In situ self-assembly green synthesis of P-doped tubular carbon nitride for photocatalytic activation of PMS to rapidly degrade organic pollutants.

Peroxymonosulfate (PMS)-assisted visible-light photocatalytic degradation of organic pollutants using graphitic carbon nitride (g-C₃N₄) presents a promising and environmentally friendly approach. However, pristine g-C₃N₄ suffers from limited visible-light absorption and low charge-carrier mobility. In this study, a phosphorus-doped tubular carbon nitride (5P-TCN) was synthesized via a precursor self-assembly method using phosphoric acid and melamine as raw materials, eliminating the need for organic solvents or templates.
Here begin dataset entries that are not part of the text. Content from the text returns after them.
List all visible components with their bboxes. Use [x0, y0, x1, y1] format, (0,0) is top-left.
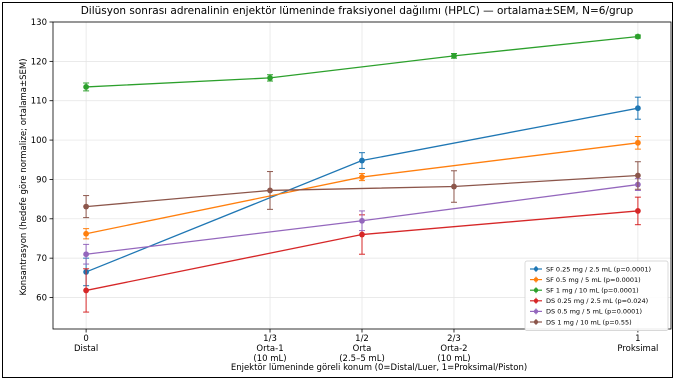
data-point	[359, 217, 365, 224]
y-tick-label: 110	[31, 97, 47, 107]
data-point	[451, 183, 457, 190]
x-tick-label: Orta	[353, 344, 372, 354]
legend-label: DS 1 mg / 10 mL (p=0.55)	[546, 318, 632, 326]
series-1	[83, 136, 641, 240]
data-point	[267, 187, 273, 194]
legend-entry: SF 1 mg / 10 mL (p=0.0001)	[530, 287, 639, 295]
y-tick-label: 80	[36, 215, 47, 225]
series-2	[83, 33, 641, 92]
legend-swatch-marker	[533, 288, 539, 293]
series-4	[83, 178, 641, 265]
y-tick-label: 130	[31, 18, 47, 28]
legend-swatch-marker	[533, 266, 539, 272]
x-tick-label: Orta-1	[256, 344, 283, 354]
y-tick-label: 120	[31, 57, 47, 67]
data-point	[83, 84, 90, 90]
series-5	[83, 161, 641, 219]
legend-swatch-marker	[533, 319, 539, 325]
legend-box	[524, 260, 669, 331]
data-point	[634, 105, 641, 112]
data-point	[83, 230, 90, 237]
data-point	[83, 287, 90, 294]
figure-frame	[2, 2, 673, 378]
y-axis-ticks: 60 70 80 90 100 110 120 130	[31, 18, 53, 304]
x-tick-label: (2.5–5 mL)	[339, 354, 385, 364]
x-tick-label: 1/2	[355, 334, 369, 344]
plot-area-border	[52, 21, 672, 330]
legend-label: SF 1 mg / 10 mL (p=0.0001)	[546, 287, 639, 295]
x-tick-label: 1/3	[263, 334, 277, 344]
legend-entry: DS 1 mg / 10 mL (p=0.55)	[530, 318, 632, 326]
legend-swatch-marker	[533, 309, 539, 314]
legend-entry: SF 0.25 mg / 2.5 mL (p=0.0001)	[530, 265, 651, 273]
data-point	[634, 139, 641, 146]
x-tick-label: Proksimal	[617, 344, 658, 354]
data-point	[359, 231, 365, 238]
y-tick-label: 90	[36, 175, 47, 185]
legend-swatch-marker	[533, 277, 539, 282]
data-point	[634, 33, 641, 40]
legend-entry: DS 0.25 mg / 2.5 mL (p=0.024)	[530, 297, 648, 305]
legend-label: DS 0.25 mg / 2.5 mL (p=0.024)	[546, 297, 648, 305]
data-point	[634, 208, 641, 214]
x-tick-label: 2/3	[447, 334, 461, 344]
data-point	[451, 52, 457, 59]
x-tick-label: Orta-2	[440, 344, 467, 354]
series-line	[86, 174, 638, 208]
data-point	[83, 251, 90, 258]
data-point	[83, 203, 90, 210]
y-axis-label: Konsantrasyon (hedefe göre normalize; or…	[19, 58, 29, 295]
data-point	[359, 157, 365, 164]
legend-label: SF 0.5 mg / 5 mL (p=0.0001)	[546, 276, 641, 284]
series-layer	[83, 33, 641, 313]
x-tick-label: (10 mL)	[253, 354, 286, 364]
x-tick-label: 0	[83, 334, 88, 344]
y-tick-label: 70	[36, 254, 47, 264]
x-tick-label: Distal	[74, 344, 98, 354]
x-tick-label: 1	[635, 334, 640, 344]
legend-label: DS 0.5 mg / 5 mL (p=0.0001)	[546, 308, 642, 316]
series-line	[86, 35, 638, 88]
legend-label: SF 0.25 mg / 2.5 mL (p=0.0001)	[546, 265, 651, 273]
data-point	[267, 74, 273, 81]
x-tick-label: (10 mL)	[437, 354, 470, 364]
legend-entry: DS 0.5 mg / 5 mL (p=0.0001)	[530, 308, 642, 316]
y-tick-label: 60	[36, 294, 47, 304]
data-point	[359, 174, 365, 180]
legend: SF 0.25 mg / 2.5 mL (p=0.0001) SF 0.5 mg …	[524, 260, 669, 331]
chart-title: Dilüsyon sonrası adrenalinin enjektör lü…	[81, 5, 634, 17]
data-point	[634, 172, 641, 179]
x-axis-label: Enjektör lümeninde göreli konum (0=Dista…	[231, 363, 527, 373]
y-tick-label: 100	[31, 136, 47, 146]
legend-entry: SF 0.5 mg / 5 mL (p=0.0001)	[530, 276, 641, 284]
legend-swatch-marker	[533, 298, 539, 303]
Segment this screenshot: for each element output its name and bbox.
The 5P-TCN catalyst demonstrated enhanced visible-light absorption, improved charge transfer capability, and a 5.25-fold increase in specific surface area (31.092 m²/g), which provided abundant active sites to efficiently drive the PMS-assisted photocatalytic reaction. The 5P-TCN/vis/PMS system exhibited exceptional degradation performance for organic pollutants across a broad pH range (3-9), achieving over 92 % degradation of Rhodamine B (RhB) within 15 min. Notably, the system retained > 98 % RhB degradation efficiency after three consecutive operational cycles, demonstrating robust operational stability and reusability. Moreover, key parameters influencing, active radicals, degradation pathways, and potential mechanisms for RhB degradation were systematically investigated. This work proposes a green and cost-effective strategy for developing high-efficiency photocatalysts, while demonstrating the exceptional capability of a PMS-assisted photocatalytic system for rapid degradation of RhB.